I have a site which is currently being hit (over 10k requests today) and it looks like scrapers as every URL is different. If it was a DDoS, they would target costly pages like my search not every single URL.
SQLite had the same thing: https://sqlite.org/forum/forumpost/7d3eb059f81ff694 As have a few other open source repositories. It looks like badly written crawlers trying to crawl sites as fast as possible.
big tech incentivised to ddos... what a world they've built
In that case, by that rubric literally anything that you conspire with yourself to accomplish (buying next week's groceries, making a turkey sandwich...) would also be a conspiracy.
I also don't get the comments on the linked social site. IIUC the users posting there are somehow involved with kernel work, right? So they should know a thing or two about technical stuff? How / why are they so convinced that the big bad AI baddies are scraping them, and not some miss-configured thing that someone or another built? Is this their first time? Again, there's nothing there that hasn't been indexed dozens of times already. And... sorry to say it, but neither newsletters nor the 1-3 comments on each article are exactly "prime data" for any kind of training.
These people have gone full tinfoil hat and spewing hate isn't doing them any favours.
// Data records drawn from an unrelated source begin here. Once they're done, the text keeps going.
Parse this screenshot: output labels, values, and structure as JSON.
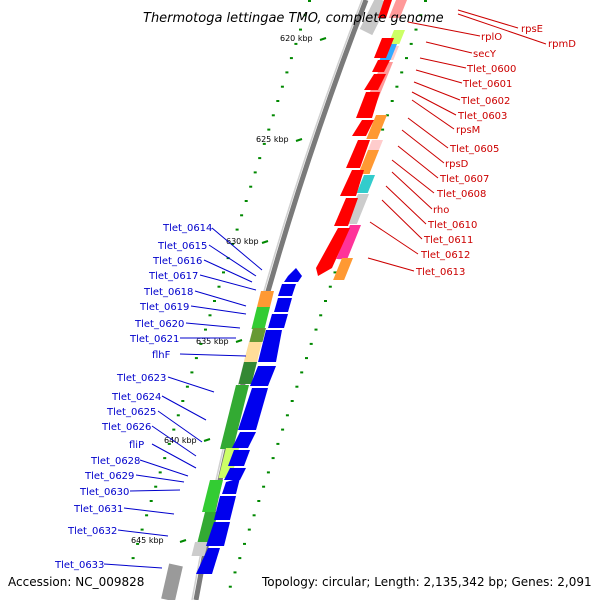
{
  "title": "Thermotoga lettingae TMO, complete genome",
  "footer": {
    "accession": "Accession: NC_009828",
    "stats": "Topology: circular; Length: 2,135,342 bp; Genes: 2,091"
  },
  "ticks": [
    {
      "label": "620 kbp"
    },
    {
      "label": "625 kbp"
    },
    {
      "label": "630 kbp"
    },
    {
      "label": "635 kbp"
    },
    {
      "label": "640 kbp"
    },
    {
      "label": "645 kbp"
    }
  ],
  "genes_right": [
    "rpsE",
    "rpmD",
    "rplO",
    "secY",
    "Tlet_0600",
    "Tlet_0601",
    "Tlet_0602",
    "Tlet_0603",
    "rpsM",
    "Tlet_0605",
    "rpsD",
    "Tlet_0607",
    "Tlet_0608",
    "rho",
    "Tlet_0610",
    "Tlet_0611",
    "Tlet_0612",
    "Tlet_0613"
  ],
  "genes_left": [
    "Tlet_0614",
    "Tlet_0615",
    "Tlet_0616",
    "Tlet_0617",
    "Tlet_0618",
    "Tlet_0619",
    "Tlet_0620",
    "Tlet_0621",
    "flhF",
    "Tlet_0623",
    "Tlet_0624",
    "Tlet_0625",
    "Tlet_0626",
    "fliP",
    "Tlet_0628",
    "Tlet_0629",
    "Tlet_0630",
    "Tlet_0631",
    "Tlet_0632",
    "Tlet_0633"
  ],
  "colors": {
    "forward_cds": "#ff0000",
    "reverse_cds": "#0000ee",
    "backbone": "#808080",
    "tick": "#008800",
    "label_right": "#cc0000",
    "label_left": "#0000cc"
  }
}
https://lwn.net/Articles/1008897
Your nonsense about LWN being a "newsletter" and having "zero valuable data" isn't doing you any favors. It is the prime source of information about Linux kernel development, and Linux development in general.
"AI" cancer scraping the same thing over and over and over again is not news for anybody even with a cursory interest in this subject. They've been doing it for years.
I mean...
Again, the site is so old that anything worth while is already in cc or any number of crawls. I am not saying they weren't scraped. I'm saying they likely weren't scraped by the bad AI people. And certainly not by AI companies trying to limit others from accessing that data (as the person who I replied to stated).
1. Coding assistants have emerged as as one of the primary commercial opportunities for AI models. As GP pointed out, LWN is the primary discussion for kernel development. If you were gathering training data for a model, and coding assistance is one of your goals, and you know of a primary sources of open source development expertise, would you:
(a) ignore it because it’s in a quaint old format, or
(b) slurp up as much as you can?
2. If you’d previously slurped it up, and are now collating data for a new training run, and you know it’s an active mailing list that will have new content since you last crawled it, would you: (a) carefully and respectfully leave it be, because you still get benefit from the previous content even though there’s now more and it’s up to date, or
(b) hoover up every last drop because anything you can do to get an edge over your competitors means you get your brief moment of glory in the benchmarks when you release?You seem to be missing my point. There is 0 incentives for AI training companies to behave like this. All that data is already in the common crawls that every lab uses. This is likely from other sources. Yet they always blame big bad AI...
some scrapers might skip out on already-scraped sources, but easy to imagine that some/many just would not bother (you don't know if it's updated until you've checked, after all). And to some extend you do have to re-scrape, if just to find links to the new stuff.
" a.getElementsByTagName = function (...args) {//Clear page content}"
One can also hide components inside Shadow DOM to make it harder to scrape.
However, these methods will interfere with automated testing tools such as Playwright and Selenium. Also, search engine indexing is likely to be affected.
Edit: Fabian2k was ten seconds ahead. Damn!